経済産業省は2015年12月7日、新たに7件の小売電気事業者事前登録を行った。これで事前登録件数は73件となった。また、自営線による供給を行う小売供給登録についても今回初めて2件が登録された。

電力の小売り完全自由化に向け、「電気を小売りする」ために必要な小売電気事業者の事前登録が2015年8月から進んでいる。既に10月末の時点で48社が登録手続きを完了し、47社が手続き中の状態だった(関連記事)が、わずか1カ月の間に1.5倍以上に拡大している。

新たに7社が事前登録

経済産業省によると2015年12月7日に電気小売事業者は新たに7件が登録されたという。新たに登録されたのは2015年4月設立の電力小売りビジネスコンサルタント企業であるイーネットワークシステムズ(東京都渋谷区)、LPガスや天然ガスの販売などを行う伊藤忠エネクスホームライフ関東(東京都港区)、東急の電力小売り子会社である東急パワーサプライ(東京都渋谷区)、伊藤忠エネクスと応じグリーンリソースが出資する電力小売り事業者王子・伊藤忠エネクス電力販売(東京都港区)、商社大手の伊藤忠商事、太陽光発電システムの販売・施工などを行うエコスタイル(大阪市)、ガス会社の入間ガス(埼玉県入間市)の7社である(図1)。
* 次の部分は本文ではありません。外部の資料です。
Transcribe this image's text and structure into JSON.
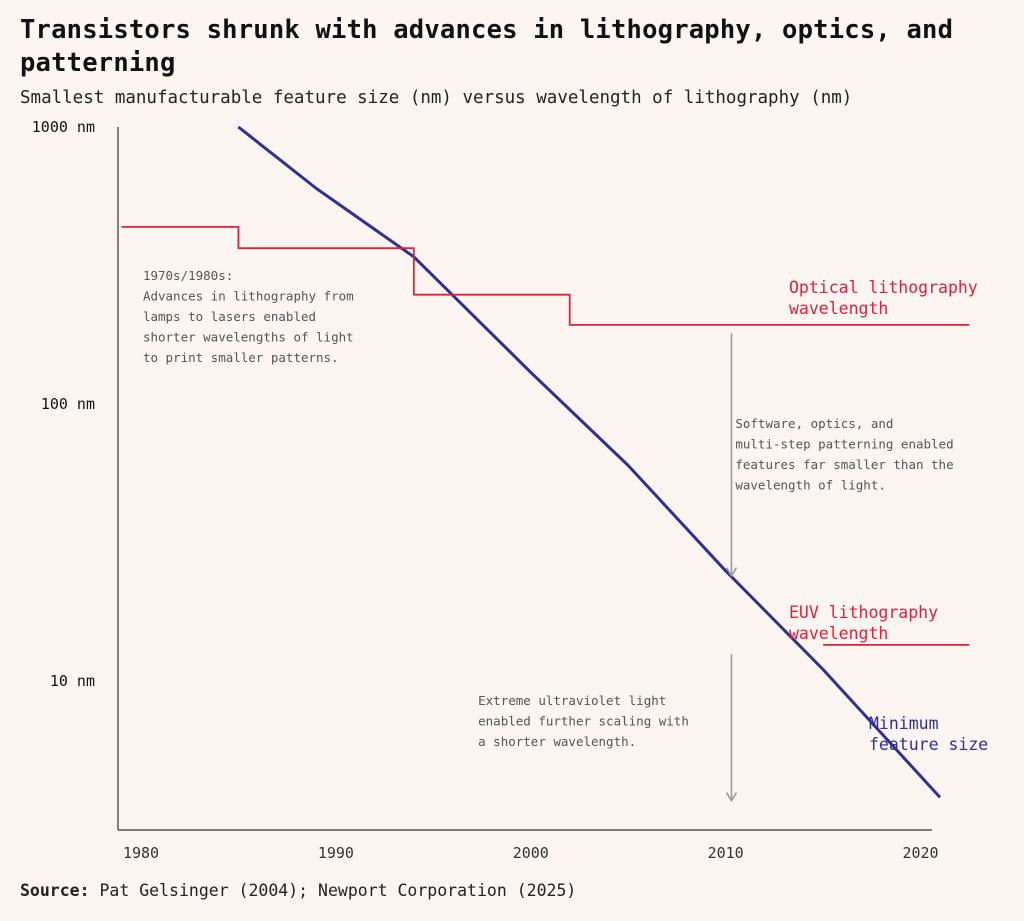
{
  "header": {
    "title": "Transistors shrunk with advances in lithography, optics, and patterning",
    "subtitle": "Smallest manufacturable feature size (nm) versus wavelength of lithography (nm)"
  },
  "source": {
    "label": "Source:",
    "text": "Pat Gelsinger (2004); Newport Corporation (2025)"
  },
  "colors": {
    "background": "#fdf5f1",
    "optical": "#e0213a",
    "feature": "#2e3190",
    "axis": "#333333",
    "arrow": "#9a9a9a",
    "annotation": "#555555"
  },
  "chart_data": {
    "type": "line",
    "title": "Transistors shrunk with advances in lithography, optics, and patterning",
    "subtitle": "Smallest manufacturable feature size (nm) versus wavelength of lithography (nm)",
    "y_scale": "log",
    "xlim": [
      1979,
      2022.5
    ],
    "ylim": [
      3.3,
      1000
    ],
    "x_ticks": [
      1980,
      1990,
      2000,
      2010,
      2020
    ],
    "y_ticks": [
      {
        "value": 1000,
        "label": "1000 nm"
      },
      {
        "value": 100,
        "label": "100 nm"
      },
      {
        "value": 10,
        "label": "10 nm"
      }
    ],
    "series": [
      {
        "name": "Minimum feature size",
        "label_lines": [
          "Minimum",
          "feature size"
        ],
        "color": "#2e3190",
        "step": false,
        "x": [
          1985,
          1989,
          1994,
          2000,
          2005,
          2010,
          2015,
          2021
        ],
        "y": [
          1000,
          600,
          340,
          130,
          60,
          25,
          11,
          3.8
        ]
      },
      {
        "name": "Optical lithography wavelength",
        "label_lines": [
          "Optical lithography",
          "wavelength"
        ],
        "color": "#e0213a",
        "step": true,
        "x": [
          1979,
          1985,
          1994,
          2002,
          2022.5
        ],
        "y": [
          436,
          365,
          248,
          193,
          193
        ]
      },
      {
        "name": "EUV lithography wavelength",
        "label_lines": [
          "EUV lithography",
          "wavelength"
        ],
        "color": "#e0213a",
        "step": true,
        "x": [
          2015,
          2022.5
        ],
        "y": [
          13.5,
          13.5
        ]
      }
    ],
    "annotations": [
      {
        "lines": [
          "1970s/1980s:",
          "Advances in lithography from",
          "lamps to lasers enabled",
          "shorter wavelengths of light",
          "to print smaller patterns."
        ],
        "x": 1980.1,
        "y": 280
      },
      {
        "lines": [
          "Software, optics, and",
          "multi-step patterning enabled",
          "features far smaller than the",
          "wavelength of light."
        ],
        "x": 2010.5,
        "y": 82
      },
      {
        "lines": [
          "Extreme ultraviolet light",
          "enabled further scaling with",
          "a shorter wavelength."
        ],
        "x": 1997.3,
        "y": 8.2
      }
    ],
    "arrows": [
      {
        "x": 2010.3,
        "y_from": 180,
        "y_to": 24
      },
      {
        "x": 2010.3,
        "y_from": 12.5,
        "y_to": 3.7
      }
    ]
  }
}
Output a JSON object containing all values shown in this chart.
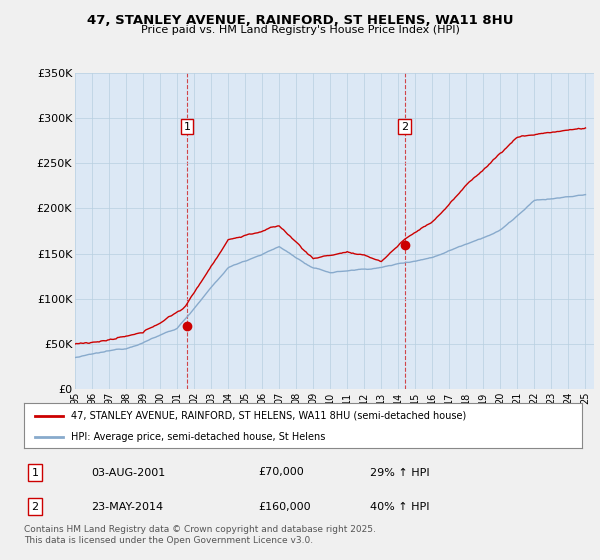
{
  "title_line1": "47, STANLEY AVENUE, RAINFORD, ST HELENS, WA11 8HU",
  "title_line2": "Price paid vs. HM Land Registry's House Price Index (HPI)",
  "ylim": [
    0,
    350000
  ],
  "yticks": [
    0,
    50000,
    100000,
    150000,
    200000,
    250000,
    300000,
    350000
  ],
  "ytick_labels": [
    "£0",
    "£50K",
    "£100K",
    "£150K",
    "£200K",
    "£250K",
    "£300K",
    "£350K"
  ],
  "sale1_date_label": "03-AUG-2001",
  "sale1_price": 70000,
  "sale1_price_label": "£70,000",
  "sale1_hpi_label": "29% ↑ HPI",
  "sale1_year": 2001.58,
  "sale2_date_label": "23-MAY-2014",
  "sale2_price": 160000,
  "sale2_price_label": "£160,000",
  "sale2_hpi_label": "40% ↑ HPI",
  "sale2_year": 2014.38,
  "property_color": "#cc0000",
  "hpi_color": "#88aacc",
  "legend_property": "47, STANLEY AVENUE, RAINFORD, ST HELENS, WA11 8HU (semi-detached house)",
  "legend_hpi": "HPI: Average price, semi-detached house, St Helens",
  "footnote": "Contains HM Land Registry data © Crown copyright and database right 2025.\nThis data is licensed under the Open Government Licence v3.0.",
  "bg_color": "#f0f0f0",
  "plot_bg_color": "#dce8f5"
}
図1 12月7日付けで登録された小売電気事業者一覧(クリックで拡大)出典:経済産業省

これにより、小売電気事業者は同年11月24日までに登録のあった66件と合わせて73件となった。また申請総数は12月4日までに176件に達しており、残りの103件についても審査が終了次第順次登録を進めていくとしている。

電力小売りへの参入を希望し申請を行う「特定規模電気事業者(新電力、PPS)」は2015年11月30日時点で793社となっている。ただ、電力小売り完全自由化にあたり実際に電力を販売するには、実際の販売能力の有無を見極める審査を突破し、小売電気事業者への登録が必要となる。当初は実際に供給できる企業については絞り込まれ100社強になるのではないかと見られていたがこのままのペースで登録が進めば、200社以上の企業が登録をし、電力完全自由化後に小売事業を行うことが予測される。